I turned around and looked across the room at the mirror. There in the glass stood a tall pale figure, with lanky portions not right for a human. Long hair that look more like silk thread woven into it's scalp then actual hair. His face looked like it was made from a mold and all his features painted on, except that they moved. His body was wrapped in gauze and wires.
This was Mourning. Something I dreamed up as a child. Something I couldn't ever make go away. No one ever understood. No one ever tried to help me or told me he was just a dream. A boogey man, not real. Reality is as real as a child's mind makes it. Air can talk, bathtubs can become bottomless, and dolls can become bogeymen. These are the laws of childhood physics.
“Never could cover up your madness could you? Not to me anyway. Do you remember back then? Coming up the hallway... just a figure in the light. Coming to play with you. Touch you. Treat you like a rag doll.”
I stared at him as he stared back at me. Part of my head calmly told me that this wasn't real. It was just a shadow of my imagination coming to spook me. Just a piece of my childhood that would not let go. Another part of my head whispered sadly to me... it said, what does it matter if this is but smoke and shadows? It scares you enough to cause you to shake, your eyes can see it and your ears can hear it. Isn't that what makes it real? It becomes your reality whether you like it or not. Perhaps no one else can see it, but what does that matter? No one else has to live this scene but you.
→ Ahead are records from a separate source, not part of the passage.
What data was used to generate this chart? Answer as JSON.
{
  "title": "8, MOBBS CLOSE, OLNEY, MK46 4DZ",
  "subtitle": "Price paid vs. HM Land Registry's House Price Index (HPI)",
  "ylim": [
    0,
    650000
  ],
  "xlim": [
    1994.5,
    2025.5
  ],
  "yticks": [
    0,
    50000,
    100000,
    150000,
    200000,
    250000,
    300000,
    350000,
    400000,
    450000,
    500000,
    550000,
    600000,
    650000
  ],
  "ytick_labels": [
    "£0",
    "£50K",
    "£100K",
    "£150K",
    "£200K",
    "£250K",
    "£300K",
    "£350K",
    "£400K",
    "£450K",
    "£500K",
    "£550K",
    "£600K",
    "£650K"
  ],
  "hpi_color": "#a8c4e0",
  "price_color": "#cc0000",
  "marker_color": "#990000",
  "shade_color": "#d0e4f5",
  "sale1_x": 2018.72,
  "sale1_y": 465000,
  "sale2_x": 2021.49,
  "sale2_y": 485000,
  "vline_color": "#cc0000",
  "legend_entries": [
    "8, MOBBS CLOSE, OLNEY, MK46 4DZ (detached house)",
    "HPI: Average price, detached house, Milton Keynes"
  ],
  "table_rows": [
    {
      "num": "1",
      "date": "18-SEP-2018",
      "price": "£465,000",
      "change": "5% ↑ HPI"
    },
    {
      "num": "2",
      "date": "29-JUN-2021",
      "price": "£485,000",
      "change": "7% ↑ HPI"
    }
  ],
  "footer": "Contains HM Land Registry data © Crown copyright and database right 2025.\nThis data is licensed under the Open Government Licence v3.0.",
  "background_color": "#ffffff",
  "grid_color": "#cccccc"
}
So smart this whisper, the only familiar voice I knew that spoke the truth no matter how sad. It was my own voice. Weak and quiet, but still there, hiding beneath all the others. And then I began to cry. Cry for the truth of the matter. It was like a bad dream you know to be a bad dream, you know to be something that will end when you wake up. But as surely as you know this, you also know you must suffer the torment of the dream as though it were real till that moment you wake up. I could never make those doctors realize this.
He smiled and it was as if I were a child again, laying in my bed feeling him breathing on my neck. I could feel his hands as they lay on my stomach and pressed in on me. I could feel his body close to mine.
The door of the studio opened as Kristoph finally came home. I looked over at him and saw the waking moment of the dream. I fell backwards onto the floor and cried out, pointing towards the mirror.
“Oh god cover the mirror Kristoph! I don't want to see it!”
He looked at me with a mixture of shock and perhaps caution. Without question, he moved across the room, grabbing a sheet from the floor and lifted it over the mirror, covering it in the draping purple material. The reflective glass became a blank image of colored cotton. All the while I drew myself closer into myself, as tightly as my limbs would allow me into the fetal position.
“What the hell was that all about Mira? Are you alright?”
Am I alright... am I alright. Was the sky violet twenty-four hours a day? Did the sun revolve around the earth? Did children ever really outgrow their demons? These truths were as true as the fact that I was alright.
Kristoph kneeled down and put his arms around me, holding me tightly. As always I stole his warmth to take the coldness out of my body. And I wondered...
Wondered what it must be like for Kristoph to deal with me during these times. Had he ever wondered just how insane I truly was? And if he did, why did he stay with me? Or... why didn't he try to help me?